The Text Repository [Get the Plug-in]

an archive of the complete text obtained through Optical Character Recognition is provided for those who want to use the content for research in indexing, text retrieval, natural language processing, sociology of science, the history of the NIPS research community, or other content analysis purposes.

In particular, any suggestion for a better search engine will be welcome.

Three formats are available:

plain ASCII text(12,036,830 bytes, 33MB uncompressed): thisgzipped tar file contains one directory for each volume, and one file for each article with the OCRed text in plain ASCII. The directory structure and file names are identical to their DjVu counterparts, except that the .djvu extensions are replaced by .txt.

Lisp-like format(62,608,578 bytes 205MB uncompressed): this gzipped tar file contains one directory for each volume, and one file for each article with the OCRed text in an easily parsable Lisp-like format. The directory structure and file names are identical to their DjVu counterparts, except that the .djvu extensions are replaced by .lsp.

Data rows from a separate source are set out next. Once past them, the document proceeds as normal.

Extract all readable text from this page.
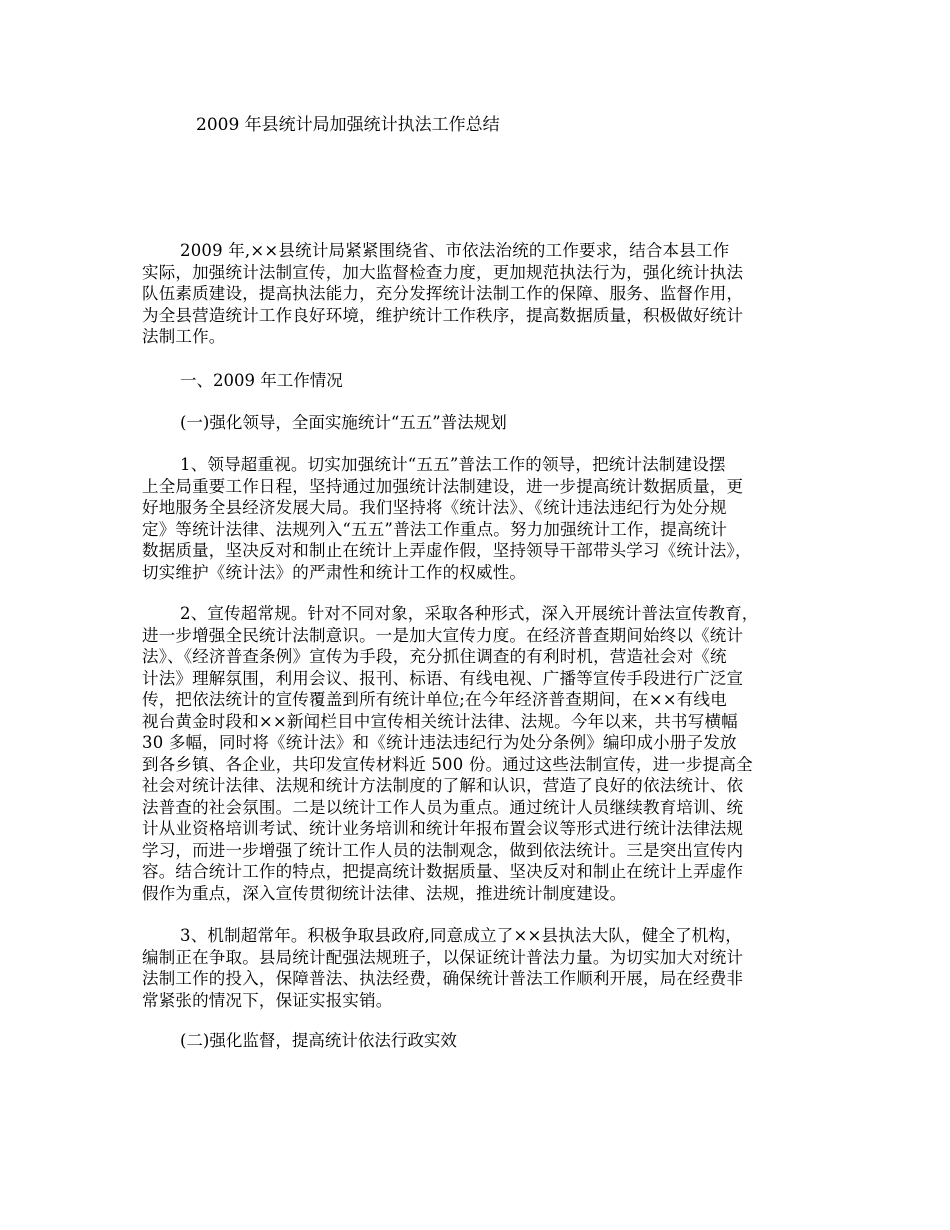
2009 年县统计局加强统计执法工作总结
2009 年,××县统计局紧紧围绕省、市依法治统的工作要求，结合本县工作
实际，加强统计法制宣传，加大监督检查力度，更加规范执法行为，强化统计执法
队伍素质建设，提高执法能力，充分发挥统计法制工作的保障、服务、监督作用，
为全县营造统计工作良好环境，维护统计工作秩序，提高数据质量，积极做好统计
法制工作。
一、2009 年工作情况
(一)强化领导，全面实施统计“五五”普法规划
1、领导超重视。切实加强统计“五五”普法工作的领导，把统计法制建设摆
上全局重要工作日程，坚持通过加强统计法制建设，进一步提高统计数据质量，更
好地服务全县经济发展大局。我们坚持将《统计法》、《统计违法违纪行为处分规
定》等统计法律、法规列入“五五”普法工作重点。努力加强统计工作，提高统计
数据质量，坚决反对和制止在统计上弄虚作假，坚持领导干部带头学习《统计法》，
切实维护《统计法》的严肃性和统计工作的权威性。
2、宣传超常规。针对不同对象，采取各种形式，深入开展统计普法宣传教育，
进一步增强全民统计法制意识。一是加大宣传力度。在经济普查期间始终以《统计
法》、《经济普查条例》宣传为手段，充分抓住调查的有利时机，营造社会对《统
计法》理解氛围，利用会议、报刊、标语、有线电视、广播等宣传手段进行广泛宣
传，把依法统计的宣传覆盖到所有统计单位;在今年经济普查期间，在××有线电
视台黄金时段和××新闻栏目中宣传相关统计法律、法规。今年以来，共书写横幅
30 多幅，同时将《统计法》和《统计违法违纪行为处分条例》编印成小册子发放
到各乡镇、各企业，共印发宣传材料近 500 份。通过这些法制宣传，进一步提高全
社会对统计法律、法规和统计方法制度的了解和认识，营造了良好的依法统计、依
法普查的社会氛围。二是以统计工作人员为重点。通过统计人员继续教育培训、统
计从业资格培训考试、统计业务培训和统计年报布置会议等形式进行统计法律法规
学习，而进一步增强了统计工作人员的法制观念，做到依法统计。三是突出宣传内
容。结合统计工作的特点，把提高统计数据质量、坚决反对和制止在统计上弄虚作
假作为重点，深入宣传贯彻统计法律、法规，推进统计制度建设。
3、机制超常年。积极争取县政府,同意成立了××县执法大队，健全了机构，
编制正在争取。县局统计配强法规班子，以保证统计普法力量。为切实加大对统计
法制工作的投入，保障普法、执法经费，确保统计普法工作顺利开展，局在经费非
常紧张的情况下，保证实报实销。
(二)强化监督，提高统计依法行政实效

Each file contains nested lists for pages, lines, and words, each of which is annotated by bounding box coordinates.

XML format(64,659,644 bytes, 350MB uncompressed): this gzipped tar file contains one directory for each volume, and one file for each article with the OCRed text in an XML-type format. The directory structure and file names are identical to their DjVu counterparts, except that the .djvu extensions are replaced by .xml. Each file contains nested tags for pages, columns, paragraphs, lines, and words. Words are annotated by bounding-box coordinates.